Guacamole Tacos |

Updated December 13, 2017

This image courtesy of Jason Wyrick

Editor’s Note: If you love guacamole in just about any form, then this recipe for Guacamole Tacos is for you! This recipe is easy to make and can be ready to eat in very little time. It also includes ingredients that you likely already have on hand. This recipe will appeal to vegans as well as those who just want to try something new for dinner. Just keep in mind the pickled red onions may need additional time to make. Consider serving this dish at your next watch party – it will be a hit!
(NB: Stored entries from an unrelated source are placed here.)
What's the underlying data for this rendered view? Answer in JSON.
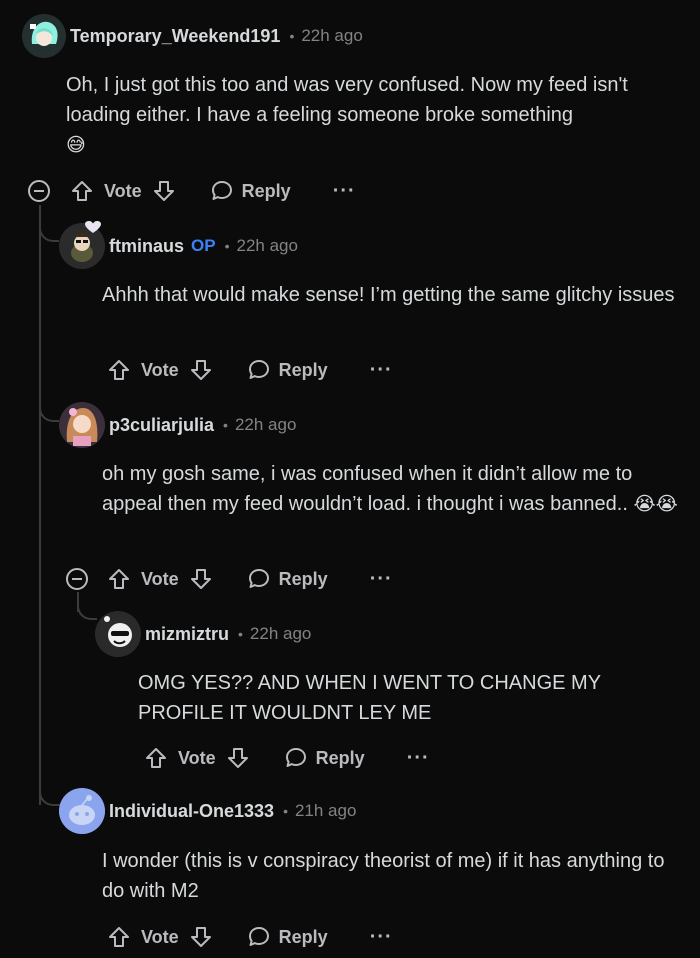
{
  "comments": [
    {
      "username": "Temporary_Weekend191",
      "time": "22h ago",
      "text": "Oh, I just got this too and was very confused. Now my feed isn't loading either. I have a feeling someone broke something",
      "emoji": "😅",
      "vote_label": "Vote",
      "reply_label": "Reply",
      "more_label": "···"
    },
    {
      "username": "ftminaus",
      "op_label": "OP",
      "time": "22h ago",
      "text": "Ahhh that would make sense! I’m getting the same glitchy issues",
      "vote_label": "Vote",
      "reply_label": "Reply",
      "more_label": "···"
    },
    {
      "username": "p3culiarjulia",
      "time": "22h ago",
      "text": "oh my gosh same, i was confused when it didn’t allow me to appeal then my feed wouldn’t load. i thought i was banned..",
      "emoji": "😭😭",
      "vote_label": "Vote",
      "reply_label": "Reply",
      "more_label": "···"
    },
    {
      "username": "mizmiztru",
      "time": "22h ago",
      "text": "OMG YES?? AND WHEN I WENT TO CHANGE MY PROFILE IT WOULDNT LEY ME",
      "vote_label": "Vote",
      "reply_label": "Reply",
      "more_label": "···"
    },
    {
      "username": "Individual-One1333",
      "time": "21h ago",
      "text": "I wonder (this is v conspiracy theorist of me) if it has anything to do with M2",
      "vote_label": "Vote",
      "reply_label": "Reply",
      "more_label": "···"
    }
  ],
  "separator": "•",
  "icons": {
    "upvote": "arrow-up-icon",
    "downvote": "arrow-down-icon",
    "reply": "speech-bubble-icon",
    "collapse": "collapse-minus-icon",
    "more": "ellipsis-icon"
  },
  "colors": {
    "background": "#0b0b0b",
    "text": "#d7dadc",
    "meta": "#818384",
    "op": "#3b82f6",
    "thread": "#3a3d3f"
  }
}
These tacos are easy to make and highly addictive. A fresh tortilla coupled with creamy avocado gives a very warm, satisfying feeling. Without the toppings, these tacos are delicious, but with them they become lively with lots of heat and zing! When you are traveling, guacamole tacos are a fairly safe bet to be vegan at a taquería.

Makes4 tacos

Cooking MethodPickling, Sauteeing


OccasionCasual Dinner Party, Cocktail Party, Game Day

Recipe CourseAppetizer, Main Course, Side Dish

Taste and TextureCreamy, Savory, Tangy


  • Tacos
  • 1 cup guacamole
  • 4 (5- to 6-inch) corn tortillas
  • Hot sauce, to serve
  • Quick Carrots Escabeche (recipe below)
  • 1 teaspoon olive oil
  • 1 carrot, cut diagonally into 1/8-inch thick slices
  • 1/4 teaspoon Mexican oregano
  • Pinch of salt
  • Pickled Red Onions (recipe below)
  • 1/4 of a red onion, sliced into very thin strips
  • Enough apple cider vinegar to cover the onion strips
  • Pinch of salt


  1. Make the carrots and set aside. Make the onions and set aside. Make the guacamole and set aside. Warm the tortillas, top with the guacamole, and then the carrots, onions, and hot sauce.
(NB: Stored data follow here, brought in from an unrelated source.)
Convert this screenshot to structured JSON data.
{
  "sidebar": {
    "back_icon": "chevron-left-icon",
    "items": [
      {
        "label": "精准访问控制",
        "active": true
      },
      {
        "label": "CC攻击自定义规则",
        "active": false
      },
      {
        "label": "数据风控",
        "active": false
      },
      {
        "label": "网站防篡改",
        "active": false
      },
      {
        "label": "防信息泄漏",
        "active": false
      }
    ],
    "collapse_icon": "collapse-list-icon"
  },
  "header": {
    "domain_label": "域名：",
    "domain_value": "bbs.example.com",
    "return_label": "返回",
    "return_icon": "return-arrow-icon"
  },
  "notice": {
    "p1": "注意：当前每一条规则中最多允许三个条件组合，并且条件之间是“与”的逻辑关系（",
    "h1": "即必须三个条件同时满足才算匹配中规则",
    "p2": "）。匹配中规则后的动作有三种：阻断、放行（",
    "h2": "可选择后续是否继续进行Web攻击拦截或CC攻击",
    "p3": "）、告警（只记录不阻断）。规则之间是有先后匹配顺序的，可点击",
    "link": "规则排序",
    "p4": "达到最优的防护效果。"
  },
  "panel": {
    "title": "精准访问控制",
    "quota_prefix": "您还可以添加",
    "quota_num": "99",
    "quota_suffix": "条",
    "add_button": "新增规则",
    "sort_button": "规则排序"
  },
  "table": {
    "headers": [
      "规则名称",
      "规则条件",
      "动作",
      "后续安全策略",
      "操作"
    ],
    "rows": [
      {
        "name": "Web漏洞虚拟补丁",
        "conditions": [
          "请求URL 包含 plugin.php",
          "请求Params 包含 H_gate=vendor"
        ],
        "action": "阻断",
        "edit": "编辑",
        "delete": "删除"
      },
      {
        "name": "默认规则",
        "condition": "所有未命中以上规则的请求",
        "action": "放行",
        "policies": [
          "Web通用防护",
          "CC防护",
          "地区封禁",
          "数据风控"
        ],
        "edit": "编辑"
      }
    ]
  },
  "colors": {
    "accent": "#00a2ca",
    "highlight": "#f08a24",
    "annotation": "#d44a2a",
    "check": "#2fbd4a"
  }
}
  2. To make Quick Carrots Escabeche: Heat the oil in a small skillet over a medium heat. Add the carrot, oregano, and salt and sauté for about 1 minute. The slices should still be firm, but not crunchy.

  3. To make Pickled Red Onions: Place the onion strips in a bowl and cover them with apple cider vinegar mixed with a pinch of salt. These will be ready after 1 hour, are best after a day, and will keep in your refrigerator, covered, for a month.